A two stages Deep Learning Architecture for Model Reduction of Parametric Time-Dependent Problems
This work addresses computational efficiency for parametric time-dependent problems in fields like fluid dynamics, though it appears incremental as it builds on existing model reduction techniques with a novel architectural twist.
The authors tackled the challenge of generalizing solutions for parametric time-dependent systems with limited computational resources by proposing a two-stage deep learning framework, achieving a 97% reduction in computational time for incompressible Navier-Stokes equations compared to numerical resolution.

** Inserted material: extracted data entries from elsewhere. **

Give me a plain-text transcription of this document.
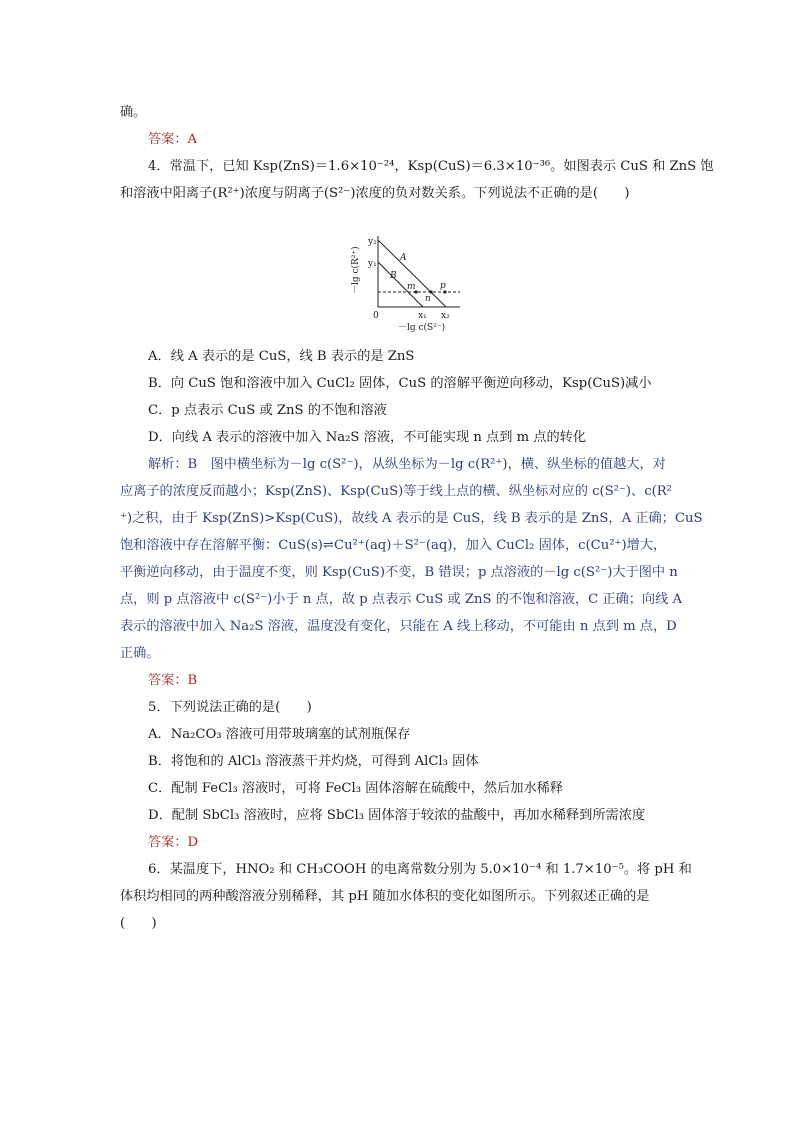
确。
答案：A
4．常温下，已知 Ksp(ZnS)＝1.6×10⁻²⁴，Ksp(CuS)＝6.3×10⁻³⁶。如图表示 CuS 和 ZnS 饱
和溶液中阳离子(R²⁺)浓度与阴离子(S²⁻)浓度的负对数关系。下列说法不正确的是(　　)
A．线 A 表示的是 CuS，线 B 表示的是 ZnS
B．向 CuS 饱和溶液中加入 CuCl₂ 固体，CuS 的溶解平衡逆向移动，Ksp(CuS)减小
C．p 点表示 CuS 或 ZnS 的不饱和溶液
D．向线 A 表示的溶液中加入 Na₂S 溶液，不可能实现 n 点到 m 点的转化
解析：B　图中横坐标为－lg c(S²⁻)，从纵坐标为－lg c(R²⁺)，横、纵坐标的值越大，对
应离子的浓度反而越小；Ksp(ZnS)、Ksp(CuS)等于线上点的横、纵坐标对应的 c(S²⁻)、c(R²
⁺)之积，由于 Ksp(ZnS)>Ksp(CuS)，故线 A 表示的是 CuS，线 B 表示的是 ZnS，A 正确；CuS
饱和溶液中存在溶解平衡：CuS(s)⇌Cu²⁺(aq)＋S²⁻(aq)，加入 CuCl₂ 固体，c(Cu²⁺)增大，
平衡逆向移动，由于温度不变，则 Ksp(CuS)不变，B 错误；p 点溶液的－lg c(S²⁻)大于图中 n
点，则 p 点溶液中 c(S²⁻)小于 n 点，故 p 点表示 CuS 或 ZnS 的不饱和溶液，C 正确；向线 A
表示的溶液中加入 Na₂S 溶液，温度没有变化，只能在 A 线上移动，不可能由 n 点到 m 点，D
正确。
答案：B
5．下列说法正确的是(　　)
A．Na₂CO₃ 溶液可用带玻璃塞的试剂瓶保存
B．将饱和的 AlCl₃ 溶液蒸干并灼烧，可得到 AlCl₃ 固体
C．配制 FeCl₃ 溶液时，可将 FeCl₃ 固体溶解在硫酸中，然后加水稀释
D．配制 SbCl₃ 溶液时，应将 SbCl₃ 固体溶于较浓的盐酸中，再加水稀释到所需浓度
答案：D
6．某温度下，HNO₂ 和 CH₃COOH 的电离常数分别为 5.0×10⁻⁴ 和 1.7×10⁻⁵。将 pH 和
体积均相同的两种酸溶液分别稀释，其 pH 随加水体积的变化如图所示。下列叙述正确的是
(　　)
y₂
y₁
A
B
m
n
p
0	x₁ x₂
－lg c(S²⁻)
－lg c(R²⁺)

Parametric time-dependent systems are of a crucial importance in modeling real phenomena, often characterized by non-linear behaviors too. Those solutions are typically difficult to generalize in a sufficiently wide parameter space while counting on limited computational resources available. As such, we present a general two-stages deep learning framework able to perform that generalization with low computational effort in time. It consists in a separated training of two pipe-lined predictive models. At first, a certain number of independent neural networks are trained with data-sets taken from different subsets of the parameter space. Successively, a second predictive model is specialized to properly combine the first-stage guesses and compute the right predictions. Promising results are obtained applying the framework to incompressible Navier-Stokes equations in a cavity (Rayleigh-Bernard cavity), obtaining a 97% reduction in the computational time comparing with its numerical resolution for a new value of the Grashof number.